Chief of Defence Belgium
- In office 31 December 2002 – 1 November 1995
- Preceded by: A.L general José Charlier
- Succeeded by: air general. General August Van Daele

Chief of Naval Staff
- In office 1 January 1993 – 1 October 1995

Personal details
- Born: 1 October 1941 (age 84) Assenede, Belgium

Military service
- Allegiance: Belgium
- Branch/service: Belgian Navy
- Years of service: 1962—2003
- Rank: Admiral
- Unit: Chief of the Defence of Belgium,; Belgium Navy; Eurodefense-Belgium;
- Commands: Chief of Defence of the Kingdom of Belgium, Assistant Chief of Staff Operations and Training, Coastal Minesweeper, Belgium Naval Staff, commander of Officer of the frigate Westdiep, Commander Naval Operations, Assistant Chief of Staff Operations in Naval Operations Command, Deputy Operations Commander, DHQ, Aide-de-Camp to the King, Belgian Navy Commander (Chief of Maritime Defence), chief of Staff Operations Naval Operations Commands, Allied Command Transformation,

= Willy Herteleer =

Belgian admiral

Willy Herteleer is an admiral of the Belgium Defence Force who served as the chief of the General Staff of Belgium from 1995 until he left the Navy in 2002.

== Military ==
Willy Herteleer, an admiral of the Navy was born 1 October 1941 in Assenede, Belgium

He enrolled in the Brussels Royal Cadet School in 1957 and in 1960 he attended the Merchant Navy Academy. He was commissioned as a lieutenant in 1962 after attending the academy.

He served in the command ship Godetia in 1963 and until 1968 when he went on to the mine warfare to 1970, at the same year he was moved to Belgian Navy Operational Command as their Mine countermeasures Staff Officer until 1972.
He went on to attend the Belgian Staff College, Brussels and later flew to France to Ecole Supérieure de Guerre Navale, Paris, was between 1972 and 1974.

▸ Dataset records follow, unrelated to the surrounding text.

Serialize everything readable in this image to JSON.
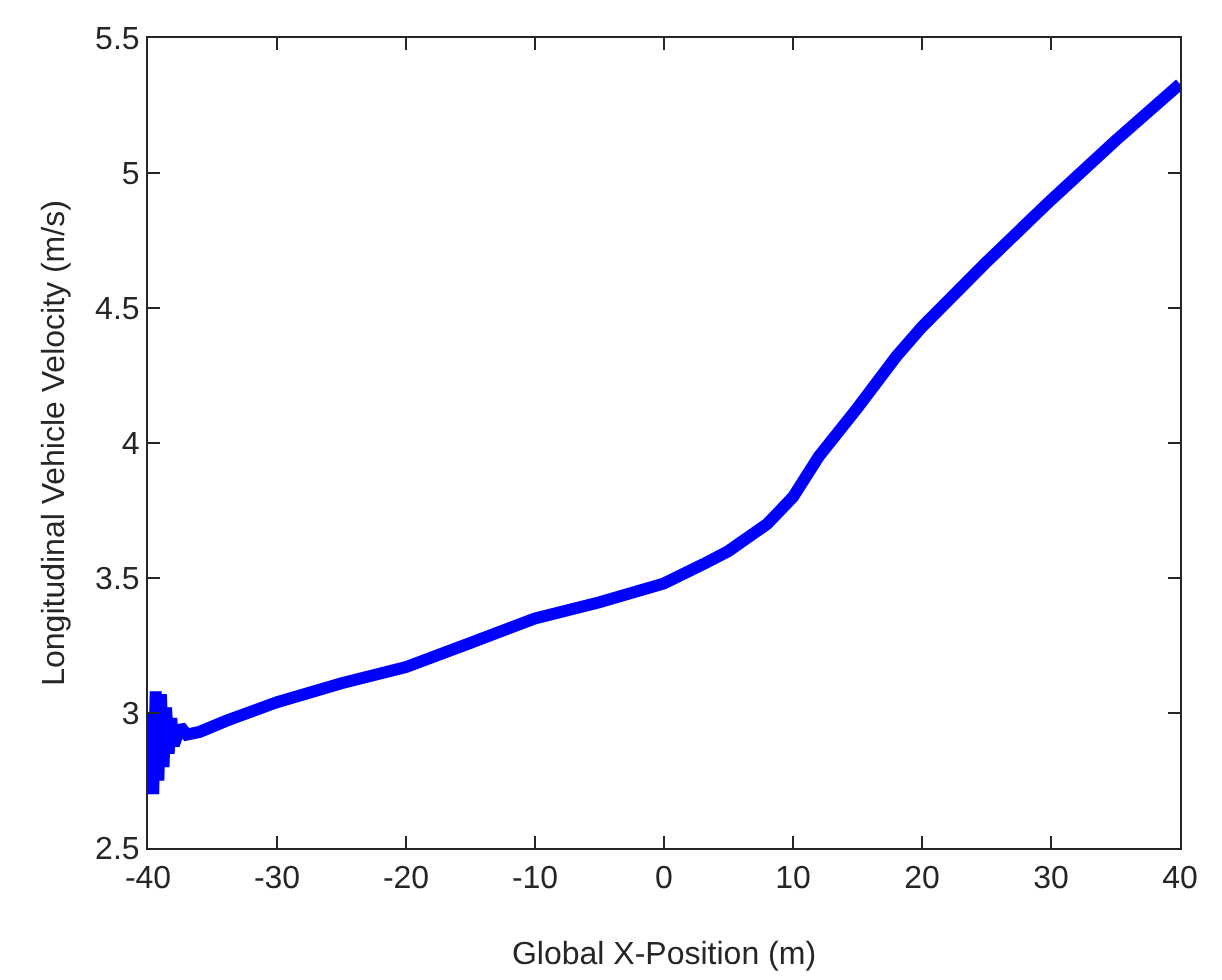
{
  "chart_data": {
    "type": "line",
    "xlabel": "Global X-Position (m)",
    "ylabel": "Longitudinal Vehicle Velocity (m/s)",
    "x": [
      -40,
      -39.8,
      -39.6,
      -39.4,
      -39.2,
      -39,
      -38.8,
      -38.6,
      -38.4,
      -38.2,
      -38,
      -37.5,
      -37,
      -36,
      -34,
      -30,
      -25,
      -20,
      -15,
      -10,
      -5,
      0,
      3,
      5,
      8,
      10,
      12,
      15,
      18,
      20,
      25,
      30,
      35,
      40
    ],
    "series": [
      {
        "color": "#0000ff",
        "values": [
          2.8,
          3.0,
          2.7,
          3.08,
          2.75,
          3.07,
          2.8,
          3.02,
          2.85,
          2.98,
          2.88,
          2.95,
          2.92,
          2.93,
          2.97,
          3.04,
          3.11,
          3.17,
          3.26,
          3.35,
          3.41,
          3.48,
          3.55,
          3.6,
          3.7,
          3.8,
          3.95,
          4.13,
          4.32,
          4.43,
          4.67,
          4.9,
          5.12,
          5.33
        ]
      }
    ],
    "xlim": [
      -40,
      40
    ],
    "xticks": [
      -40,
      -30,
      -20,
      -10,
      0,
      10,
      20,
      30,
      40
    ],
    "ylim": [
      2.5,
      5.5
    ],
    "yticks": [
      2.5,
      3,
      3.5,
      4,
      4.5,
      5,
      5.5
    ],
    "grid": false,
    "marker": "none",
    "line_style": "solid"
  }
}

He commanded the Coastal Minesweeper, that was between 1975 until when he was moved to Ocean Minesweeper/Hunter during the summer of 1978 at the same year in Standing Naval Force Channel. He was moved to the Belgian-Dutch Mine warfare School, Ostend as a chief instructor, he became Lieutenant Commander in 1979 serving in Planning Section of the Belgian Naval Staff through which he became member of NATO's Naval Board of the Military Agency of Standardisation until 1982, he was the deputy commander of Officer of the frigate Westdiep was between 1984 and 1985, he later became the assistant chief of staff operations in Naval Operations Command, which was in 1986.

== Commands ==
He became chief of staff operations Naval Operations Commands in September 1987 at the same in the Herald of Free Enterprise rescue operations and in Operations of the First Gulf War, at the rank of captain, he commands Belgian-Dutch Mine Warfare School Osten was between 1987 and until 1989 was the time he introduced the Mine countermeasures operational sea-training and warfare simulator specifications, he was moved to Belgian Naval Staff Brussels during winter of 1989 and until the middle year of 1990 he became staff officer of operations.

He rose to become the commander Naval Operations that was June 1990, he became the head of the Belgian ships during the second Gulf War to freedom of Kuwait until 1992 when he rose up to the rank of rear admiral, he was moved to the General Staff HQ Brussels. He rose to become the chief of Naval Staff effective from 1 January 1993 with a promotion to the rank of vice admiral. He became the chief of the General Staff effective from October 1995 before It was renamed to Chief of Defence Staff in January 2002, a promotion to the rank of admiral was followed 12 days after the renaming of the Defence Staff office, it took effect on 14 January 2002.

He became aide to the King of Belgium between the October 1999, he retired on 1 January 2003 after serving in the both office and reaching the mandatory age limitation regulations. Before becoming the CHODS, he partakes his responsibilities which was Air Campaign Kosovo in 1996 until the summer of 1997 when he was responsible for SFOR and the Central Africa in 2001.

He joined the Allied Command Transformation as a member after retirement, he was their senior concept developer for the Consensus Decision Coherence, he rose to become the president of the Royal Work IBIS in 2005 from which he until 2008, he joined Eurodefense-Belgium for promoting the European Security and Defence concepts.

== Family ==
He is a father of four children and twelve grand children. He later relocated to Ostend where he lives with his family.